Teinosuke Kinugasa’s glorious and vibrant masterpiece, Gate of Hell, excitingly receives a Criterion digital remastering this month, a certifiable occasion because this not only recreates the film’s initial visual beauties, but the first time it will be widely available stateside (cinephiles were only previously privy to Eureka Entertainment’s UK Blu-ray release). Winner of the top prize at Cannes, as well as the Academy Award for Best Foreign Language Film and Costume Design, Martin Scorsese names the film among one of the most beautiful color films of all time.
Based on the play Kesa’s Husband by Ken Kikuchi, the setting is 1159 AD, known as the Heiji Era, and a rebellion has been staged against the royal family. Under siege, it is decided that a decoy must be used to distract the rebel army, and Lady Kesa (Machiko Kyo) assumes the responsibility, carted away by a group of samurais. While this entourage is attacked, Kesa and one other survive, Moritoh Enda (Kazuo Hasegawa), who takes the fainted lady to his brother’s home. As he revives her, he discovers that his brother has turned traitor and joined the opposing forces, now predicted to gain power. Though the decoy ploy did work, the royal family has still been abducted. Refusing to join the rebel forces, Moritoh absconds to General Kiyomori (Koreya Senda), and by doing so, he helps defeat the rebellion. His contribution leads to Kiyomori promising to grant a request to Moritoh and it seems his wish is to have the hand of lady-in-waiting Kesa. The only trouble is, Kesa is married to Imperial guard Waturu Watanabe (Isao Yamagata). Kiyomori, amused at Moritoh’s dogged insistence, arranges a meeting between Kesa and Moritoh, stating he will grant Moritoh’s wish…but only if Kesa decides that she shares the same desire in her heart. However, it seems Moritoh has overriding desire enough for both of them, and his covetousness sets the seemingly happy couple into tragic orbit.
With a setup arranged like something akin to Indecent Proposal, the dark, obsessive desires of our center antagonist seem jarringly out of place in the zesty palette of sumptuous colors. A majority of the action takes place interiorly, and the brightly photographed greens, reds, and blues feel more electrifying than the almost matter-of-fact emotions on display, with perhaps only a sweaty Moritoh sometimes, operating out of madness, working up a sweat to match the passion of the colors surrounding him.
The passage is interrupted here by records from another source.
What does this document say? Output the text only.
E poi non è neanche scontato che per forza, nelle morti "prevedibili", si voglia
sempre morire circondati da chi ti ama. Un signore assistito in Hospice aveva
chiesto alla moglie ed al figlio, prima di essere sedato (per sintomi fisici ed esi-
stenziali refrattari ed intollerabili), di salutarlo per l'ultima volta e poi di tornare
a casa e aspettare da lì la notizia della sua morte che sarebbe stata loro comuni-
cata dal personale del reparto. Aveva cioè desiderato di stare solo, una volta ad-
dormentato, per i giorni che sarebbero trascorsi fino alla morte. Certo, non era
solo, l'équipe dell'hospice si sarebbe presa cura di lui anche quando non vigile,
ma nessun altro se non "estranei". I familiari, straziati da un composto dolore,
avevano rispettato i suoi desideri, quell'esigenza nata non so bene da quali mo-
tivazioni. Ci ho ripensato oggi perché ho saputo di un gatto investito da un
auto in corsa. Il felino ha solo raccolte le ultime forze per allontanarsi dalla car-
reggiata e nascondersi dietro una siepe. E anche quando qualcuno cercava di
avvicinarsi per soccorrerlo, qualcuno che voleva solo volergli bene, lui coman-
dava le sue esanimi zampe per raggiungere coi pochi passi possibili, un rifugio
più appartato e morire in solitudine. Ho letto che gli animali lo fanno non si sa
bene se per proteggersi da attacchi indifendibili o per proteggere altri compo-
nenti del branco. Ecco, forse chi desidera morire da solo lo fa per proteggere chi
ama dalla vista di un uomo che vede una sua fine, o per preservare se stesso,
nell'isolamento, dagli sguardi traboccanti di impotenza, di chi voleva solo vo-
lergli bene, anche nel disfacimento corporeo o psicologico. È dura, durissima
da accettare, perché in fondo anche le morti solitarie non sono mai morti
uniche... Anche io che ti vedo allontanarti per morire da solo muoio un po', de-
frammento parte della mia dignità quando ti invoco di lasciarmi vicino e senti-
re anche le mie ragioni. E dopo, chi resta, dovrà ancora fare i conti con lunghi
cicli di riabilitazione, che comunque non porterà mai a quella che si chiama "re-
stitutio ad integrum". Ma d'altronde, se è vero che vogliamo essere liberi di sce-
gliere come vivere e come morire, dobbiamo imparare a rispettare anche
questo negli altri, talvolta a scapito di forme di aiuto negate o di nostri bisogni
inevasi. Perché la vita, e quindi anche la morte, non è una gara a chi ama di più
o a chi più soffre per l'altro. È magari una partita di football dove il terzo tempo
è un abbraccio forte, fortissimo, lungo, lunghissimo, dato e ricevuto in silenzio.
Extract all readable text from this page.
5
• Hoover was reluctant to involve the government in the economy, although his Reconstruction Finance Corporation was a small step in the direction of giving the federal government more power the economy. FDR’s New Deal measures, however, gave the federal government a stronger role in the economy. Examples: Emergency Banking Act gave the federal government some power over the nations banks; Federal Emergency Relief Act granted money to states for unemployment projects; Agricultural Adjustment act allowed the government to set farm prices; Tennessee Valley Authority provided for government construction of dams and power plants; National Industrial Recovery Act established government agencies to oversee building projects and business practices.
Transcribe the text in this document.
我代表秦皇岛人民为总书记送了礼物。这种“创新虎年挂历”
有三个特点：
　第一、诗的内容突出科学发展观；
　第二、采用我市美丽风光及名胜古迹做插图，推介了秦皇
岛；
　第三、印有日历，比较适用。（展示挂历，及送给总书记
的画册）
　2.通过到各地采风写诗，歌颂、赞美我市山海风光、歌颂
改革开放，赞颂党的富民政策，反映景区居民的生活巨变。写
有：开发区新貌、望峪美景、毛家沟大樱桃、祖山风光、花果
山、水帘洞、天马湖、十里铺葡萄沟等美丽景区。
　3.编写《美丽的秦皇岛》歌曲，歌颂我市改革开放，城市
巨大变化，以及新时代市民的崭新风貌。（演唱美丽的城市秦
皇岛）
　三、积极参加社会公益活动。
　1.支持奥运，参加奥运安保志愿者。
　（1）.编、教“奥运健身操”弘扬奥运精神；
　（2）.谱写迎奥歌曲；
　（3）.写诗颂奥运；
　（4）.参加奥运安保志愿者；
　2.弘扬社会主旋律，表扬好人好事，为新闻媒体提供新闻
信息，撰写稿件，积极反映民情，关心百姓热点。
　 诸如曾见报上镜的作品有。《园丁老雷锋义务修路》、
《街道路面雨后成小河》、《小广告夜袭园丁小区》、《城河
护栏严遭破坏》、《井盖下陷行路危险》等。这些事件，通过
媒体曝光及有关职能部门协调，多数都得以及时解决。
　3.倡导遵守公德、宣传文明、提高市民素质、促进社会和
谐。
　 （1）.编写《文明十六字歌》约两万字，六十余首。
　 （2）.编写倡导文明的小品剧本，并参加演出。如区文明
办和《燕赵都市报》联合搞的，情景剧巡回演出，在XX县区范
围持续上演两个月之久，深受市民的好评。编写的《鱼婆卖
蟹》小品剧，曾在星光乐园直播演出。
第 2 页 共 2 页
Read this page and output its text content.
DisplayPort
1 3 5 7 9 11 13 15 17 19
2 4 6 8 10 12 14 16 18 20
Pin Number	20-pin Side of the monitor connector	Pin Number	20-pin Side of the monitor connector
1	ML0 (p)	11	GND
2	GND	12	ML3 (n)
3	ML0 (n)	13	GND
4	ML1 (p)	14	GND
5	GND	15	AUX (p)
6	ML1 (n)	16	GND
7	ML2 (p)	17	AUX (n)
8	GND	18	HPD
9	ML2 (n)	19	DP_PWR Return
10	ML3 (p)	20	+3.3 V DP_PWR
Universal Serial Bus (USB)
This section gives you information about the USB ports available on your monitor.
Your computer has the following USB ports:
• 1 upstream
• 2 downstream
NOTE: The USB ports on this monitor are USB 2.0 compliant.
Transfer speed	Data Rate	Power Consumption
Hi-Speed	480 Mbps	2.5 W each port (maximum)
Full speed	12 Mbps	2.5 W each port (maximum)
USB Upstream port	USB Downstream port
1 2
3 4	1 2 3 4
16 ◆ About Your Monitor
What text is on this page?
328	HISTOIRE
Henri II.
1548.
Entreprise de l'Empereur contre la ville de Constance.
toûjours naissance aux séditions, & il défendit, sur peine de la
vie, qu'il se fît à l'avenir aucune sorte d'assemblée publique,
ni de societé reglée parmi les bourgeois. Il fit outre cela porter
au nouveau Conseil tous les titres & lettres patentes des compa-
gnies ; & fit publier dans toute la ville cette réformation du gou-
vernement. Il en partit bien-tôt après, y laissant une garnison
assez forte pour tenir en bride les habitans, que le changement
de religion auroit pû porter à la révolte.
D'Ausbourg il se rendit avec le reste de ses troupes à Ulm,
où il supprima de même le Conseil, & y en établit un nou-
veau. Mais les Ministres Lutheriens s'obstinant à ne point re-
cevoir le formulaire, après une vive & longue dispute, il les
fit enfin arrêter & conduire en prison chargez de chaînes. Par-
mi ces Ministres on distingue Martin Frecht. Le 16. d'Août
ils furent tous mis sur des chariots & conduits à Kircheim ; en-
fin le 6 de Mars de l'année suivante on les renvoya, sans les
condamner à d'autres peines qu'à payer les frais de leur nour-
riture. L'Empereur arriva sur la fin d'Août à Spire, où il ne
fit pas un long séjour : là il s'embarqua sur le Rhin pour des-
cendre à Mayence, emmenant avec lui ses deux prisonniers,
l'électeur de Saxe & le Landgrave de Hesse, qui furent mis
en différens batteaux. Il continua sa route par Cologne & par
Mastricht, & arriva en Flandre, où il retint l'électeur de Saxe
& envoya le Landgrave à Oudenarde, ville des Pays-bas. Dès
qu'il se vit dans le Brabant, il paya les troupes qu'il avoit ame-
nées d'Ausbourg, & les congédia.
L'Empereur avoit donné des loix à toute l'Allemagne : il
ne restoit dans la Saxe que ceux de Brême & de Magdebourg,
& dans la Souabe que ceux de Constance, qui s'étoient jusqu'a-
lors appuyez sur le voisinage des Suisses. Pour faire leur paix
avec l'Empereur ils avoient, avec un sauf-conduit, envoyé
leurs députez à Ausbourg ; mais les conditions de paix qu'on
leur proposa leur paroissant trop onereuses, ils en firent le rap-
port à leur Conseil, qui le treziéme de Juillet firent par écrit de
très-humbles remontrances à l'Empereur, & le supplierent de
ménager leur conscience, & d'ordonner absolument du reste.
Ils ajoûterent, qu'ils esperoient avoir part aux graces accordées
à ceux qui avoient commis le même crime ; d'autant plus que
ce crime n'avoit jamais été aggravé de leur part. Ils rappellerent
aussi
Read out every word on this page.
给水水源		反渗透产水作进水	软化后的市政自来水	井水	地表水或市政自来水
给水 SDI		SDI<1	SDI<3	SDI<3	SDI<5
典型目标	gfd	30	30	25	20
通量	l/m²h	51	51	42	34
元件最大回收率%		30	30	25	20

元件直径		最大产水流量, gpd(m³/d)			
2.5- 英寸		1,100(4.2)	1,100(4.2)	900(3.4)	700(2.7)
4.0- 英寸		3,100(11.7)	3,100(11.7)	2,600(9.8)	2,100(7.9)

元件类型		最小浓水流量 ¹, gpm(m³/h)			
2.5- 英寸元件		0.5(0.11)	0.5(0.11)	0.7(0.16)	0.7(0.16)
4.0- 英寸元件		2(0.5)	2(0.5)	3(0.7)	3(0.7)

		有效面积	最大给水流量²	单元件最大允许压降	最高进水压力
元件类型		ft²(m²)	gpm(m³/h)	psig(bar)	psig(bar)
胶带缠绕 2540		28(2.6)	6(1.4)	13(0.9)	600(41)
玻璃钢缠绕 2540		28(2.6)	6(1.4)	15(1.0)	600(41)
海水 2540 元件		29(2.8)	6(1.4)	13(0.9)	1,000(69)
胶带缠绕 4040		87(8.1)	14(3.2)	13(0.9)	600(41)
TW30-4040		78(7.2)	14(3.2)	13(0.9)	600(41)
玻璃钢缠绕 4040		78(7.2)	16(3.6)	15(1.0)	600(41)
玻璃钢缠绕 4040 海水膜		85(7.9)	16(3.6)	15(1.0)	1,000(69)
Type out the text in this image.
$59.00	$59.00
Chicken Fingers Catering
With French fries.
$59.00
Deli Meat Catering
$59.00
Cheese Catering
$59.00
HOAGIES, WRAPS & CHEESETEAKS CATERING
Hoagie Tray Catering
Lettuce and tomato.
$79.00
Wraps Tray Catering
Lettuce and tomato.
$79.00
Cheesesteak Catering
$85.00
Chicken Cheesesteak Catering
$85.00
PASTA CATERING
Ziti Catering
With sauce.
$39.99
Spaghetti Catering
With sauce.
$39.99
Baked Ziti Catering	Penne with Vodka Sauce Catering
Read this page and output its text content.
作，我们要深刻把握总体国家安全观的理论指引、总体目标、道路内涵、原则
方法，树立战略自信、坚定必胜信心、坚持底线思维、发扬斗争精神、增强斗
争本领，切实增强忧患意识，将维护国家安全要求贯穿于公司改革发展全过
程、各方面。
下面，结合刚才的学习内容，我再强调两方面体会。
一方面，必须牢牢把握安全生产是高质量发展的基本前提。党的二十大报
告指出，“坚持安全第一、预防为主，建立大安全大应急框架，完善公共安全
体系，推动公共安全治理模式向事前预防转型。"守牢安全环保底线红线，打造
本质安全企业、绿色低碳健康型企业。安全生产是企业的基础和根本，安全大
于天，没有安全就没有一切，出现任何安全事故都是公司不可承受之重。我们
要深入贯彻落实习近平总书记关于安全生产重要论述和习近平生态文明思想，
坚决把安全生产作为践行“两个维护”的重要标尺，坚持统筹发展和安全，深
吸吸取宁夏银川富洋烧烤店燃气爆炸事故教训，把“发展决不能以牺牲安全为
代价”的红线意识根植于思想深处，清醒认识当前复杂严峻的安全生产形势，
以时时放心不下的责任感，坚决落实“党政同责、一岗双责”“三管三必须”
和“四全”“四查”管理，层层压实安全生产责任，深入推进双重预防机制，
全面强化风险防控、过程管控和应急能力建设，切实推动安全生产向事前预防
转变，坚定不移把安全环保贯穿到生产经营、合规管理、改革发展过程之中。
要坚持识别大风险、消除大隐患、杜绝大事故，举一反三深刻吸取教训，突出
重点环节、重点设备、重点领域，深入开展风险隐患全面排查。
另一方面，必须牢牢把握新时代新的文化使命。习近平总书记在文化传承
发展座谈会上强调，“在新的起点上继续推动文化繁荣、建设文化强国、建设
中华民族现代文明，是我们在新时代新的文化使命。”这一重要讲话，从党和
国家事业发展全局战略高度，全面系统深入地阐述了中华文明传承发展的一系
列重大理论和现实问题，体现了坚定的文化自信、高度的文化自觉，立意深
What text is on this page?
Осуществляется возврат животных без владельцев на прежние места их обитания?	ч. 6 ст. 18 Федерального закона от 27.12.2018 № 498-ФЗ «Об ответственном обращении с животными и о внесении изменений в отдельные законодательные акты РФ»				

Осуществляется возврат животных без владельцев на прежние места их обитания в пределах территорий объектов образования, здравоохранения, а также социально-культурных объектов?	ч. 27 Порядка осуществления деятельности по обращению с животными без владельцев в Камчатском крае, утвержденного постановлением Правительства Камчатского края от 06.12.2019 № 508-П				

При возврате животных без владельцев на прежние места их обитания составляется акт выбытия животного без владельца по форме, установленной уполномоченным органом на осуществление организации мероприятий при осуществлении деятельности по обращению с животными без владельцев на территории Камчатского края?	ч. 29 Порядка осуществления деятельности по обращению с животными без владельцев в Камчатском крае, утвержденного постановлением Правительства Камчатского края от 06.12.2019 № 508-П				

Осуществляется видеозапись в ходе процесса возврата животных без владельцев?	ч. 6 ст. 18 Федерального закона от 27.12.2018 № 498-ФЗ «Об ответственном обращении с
Certainly, he’s the brighter bird, as is perhaps most evident in a post horse-race meal where the competitors must sit side by side and break bread. The mild-mannered and unassuming Wuturu sits quietly resigned in his drab garments, while the incendiary Moritoh is blazing blue, quick to answer the taunts of Wuturu’s supporters with a fiery battlefield temperament. Perhaps the most frustrating figure in this forced triangle is the object of affection, the demure and subservient Kesa, who is the personification of beauty and virtue. Of course, she (annoyingly) scores no demerits here, a consummate victim to the will and desire of men. Her trustworthy husband is blind to her emotions and social cues, and her overeager suitor wants to consume her, yet custom cruelly designates her of limited means, to reconcile a ridiculous conflict.
A new digital master of the 2011 2K restoration, this is a beautifully rendered package from Criterion. Unfortunately, there aren’t any notable special features, though the UK DVD release from Eureka Entertainment suffers the same slight. An essay from film historian Stephen Prince, included on the insert, is worthwhile and informative.
If you can imagine The Umbrellas of Cherbourg as an insidious film noir you get the schizophrenic gist of Gate of Hell, which is so titled for the name of an area a cruel and morbid ruler displays decapitated heads. Doubly, Kinugasa’s renaming of the play upon which it’s based alludes to the dangerous emotional obsession of Moritoh, defiling the notion of love by forcing two people to a tragic crossroads. This was the first color Japanese film to be released internationally, and as Stephen Prince states in his essay written for this re-release, this is a “reclamation of a great cinematic treasure from the dustbin of history.” One need perhaps look no further than an elaborately staged horse race sequence, where all of the riders are color coded by their regalia, orchestrated to a perfection that’s so sumptuously rendered it reminds ones of a similar written scene from Tolstoy’s Anna Karenina. While Gate of Hell is obviously set in a time and place long past (one can’t help but giggle during an all too serious moment of struggle where Kesha, for once, interjects, “No matter what you say, female virtue won’t allow it!”) it’s still a remarkably observed portrait of the dark side of unchecked human desire.